Le vice-Premier ministre en charge de la Fonction publique, Jean-Pierre Lihau, est attendu ce mardi 26 mai 2026 devant le Sénat pour répondre à une question orale avec débat portant sur la réforme de l’administration publique, la maîtrise des effectifs et la mécanisation des agents et fonctionnaires de l’État.
Selon un communiqué consulté ce mardi par la rédaction de foxtime.cd, la séance plénière du Sénat examinera également le projet de loi autorisant la prorogation de l’état de siège.
Le document, signé par la rapporteure du Sénat, Néfertiti Ngudianza, précise que l’ordre du jour comprend « la question orale avec débat du sénateur Janvier Mwisha Kasiwa adressée au VPM de la Fonction publique, Modernisation de l’Administration et Innovation du Service public ».
Dans sa démarche, le sénateur Janvier Mwisha Kasiwa souhaite obtenir des éclaircissements sur plusieurs défis liés à la gestion des ressources humaines au sein de l’administration publique congolaise. Il évoque notamment les effectifs jugés pléthoriques par rapport aux cadres organiques, les recrutements qualifiés d’anarchiques ainsi que la présence présumée d’agents fictifs, communément appelés « Ngulu ».
Selon l’élu, ces dysfonctionnements contribueraient à une mauvaise gestion du personnel de l’État, à une baisse de l’efficacité administrative ainsi qu’à une importante pression sur les finances publiques.
Le sénateur attire également l’attention sur les disparités salariales observées dans la fonction publique. Il dénonce des différences de traitement entre provinces et secteurs, estimant qu’une harmonisation des rémunérations et des statuts des agents publics demeure nécessaire afin de garantir davantage de justice sociale et d’équité entre les fonctionnaires de l’État.

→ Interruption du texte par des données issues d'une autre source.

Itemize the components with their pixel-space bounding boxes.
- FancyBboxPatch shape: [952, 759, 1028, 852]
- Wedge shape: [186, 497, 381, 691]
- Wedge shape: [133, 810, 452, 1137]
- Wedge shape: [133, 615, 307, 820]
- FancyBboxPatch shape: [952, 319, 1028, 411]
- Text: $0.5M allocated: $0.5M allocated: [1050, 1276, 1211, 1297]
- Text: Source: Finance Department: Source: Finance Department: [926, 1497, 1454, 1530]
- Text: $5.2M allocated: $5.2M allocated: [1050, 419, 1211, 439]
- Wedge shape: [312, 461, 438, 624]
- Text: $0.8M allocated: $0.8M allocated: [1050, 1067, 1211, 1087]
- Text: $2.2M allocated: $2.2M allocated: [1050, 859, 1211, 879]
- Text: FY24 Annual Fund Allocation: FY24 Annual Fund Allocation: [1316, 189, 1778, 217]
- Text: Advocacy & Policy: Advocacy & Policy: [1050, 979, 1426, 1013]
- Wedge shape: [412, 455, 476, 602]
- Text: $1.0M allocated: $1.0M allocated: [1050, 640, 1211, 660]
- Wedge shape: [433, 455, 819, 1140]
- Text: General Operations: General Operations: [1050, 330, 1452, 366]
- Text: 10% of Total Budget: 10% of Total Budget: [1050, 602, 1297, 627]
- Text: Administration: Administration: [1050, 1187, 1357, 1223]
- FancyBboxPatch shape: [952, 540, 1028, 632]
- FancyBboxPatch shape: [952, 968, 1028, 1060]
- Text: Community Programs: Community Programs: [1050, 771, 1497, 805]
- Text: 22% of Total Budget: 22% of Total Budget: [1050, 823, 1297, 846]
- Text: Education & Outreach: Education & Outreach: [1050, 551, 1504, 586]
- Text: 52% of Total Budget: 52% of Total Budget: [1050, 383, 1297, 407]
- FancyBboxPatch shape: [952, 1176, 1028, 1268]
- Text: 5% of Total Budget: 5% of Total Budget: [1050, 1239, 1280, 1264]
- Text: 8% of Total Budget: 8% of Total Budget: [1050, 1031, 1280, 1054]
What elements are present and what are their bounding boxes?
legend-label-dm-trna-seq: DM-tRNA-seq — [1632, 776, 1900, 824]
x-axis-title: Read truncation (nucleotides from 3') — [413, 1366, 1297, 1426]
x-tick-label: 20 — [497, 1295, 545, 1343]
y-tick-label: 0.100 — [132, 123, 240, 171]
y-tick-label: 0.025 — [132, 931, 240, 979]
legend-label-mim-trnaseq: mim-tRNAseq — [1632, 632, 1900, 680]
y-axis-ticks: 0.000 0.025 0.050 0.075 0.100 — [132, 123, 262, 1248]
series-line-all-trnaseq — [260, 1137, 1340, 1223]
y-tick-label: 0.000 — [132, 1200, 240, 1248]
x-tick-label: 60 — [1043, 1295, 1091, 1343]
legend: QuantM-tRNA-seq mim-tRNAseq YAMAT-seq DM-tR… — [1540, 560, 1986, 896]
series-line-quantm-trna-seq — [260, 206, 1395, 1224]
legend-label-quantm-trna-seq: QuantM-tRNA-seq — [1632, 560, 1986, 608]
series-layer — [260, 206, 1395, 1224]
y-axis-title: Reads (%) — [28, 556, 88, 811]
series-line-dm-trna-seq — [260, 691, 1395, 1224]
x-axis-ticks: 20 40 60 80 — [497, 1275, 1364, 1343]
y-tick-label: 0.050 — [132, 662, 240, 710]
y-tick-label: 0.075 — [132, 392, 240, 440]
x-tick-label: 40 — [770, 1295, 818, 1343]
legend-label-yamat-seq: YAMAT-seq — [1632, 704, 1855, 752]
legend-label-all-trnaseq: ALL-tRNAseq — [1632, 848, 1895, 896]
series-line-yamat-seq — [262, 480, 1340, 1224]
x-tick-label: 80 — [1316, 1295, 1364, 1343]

Concernant la réforme de l’administration publique en cours, Janvier Mwisha Kasiwa demande au ministre de présenter un état des lieux détaillé ainsi qu’un bilan chiffré des actions déjà entreprises.
Le parlementaire souligne par ailleurs que toute réforme des politiques publiques devrait s’appuyer sur des études de base et des indicateurs de référence fiables. Selon lui, ces éléments sont indispensables pour assurer un suivi-évaluation efficace et mesurer l’impact réel des réformes engagées au sein de l’administration publique.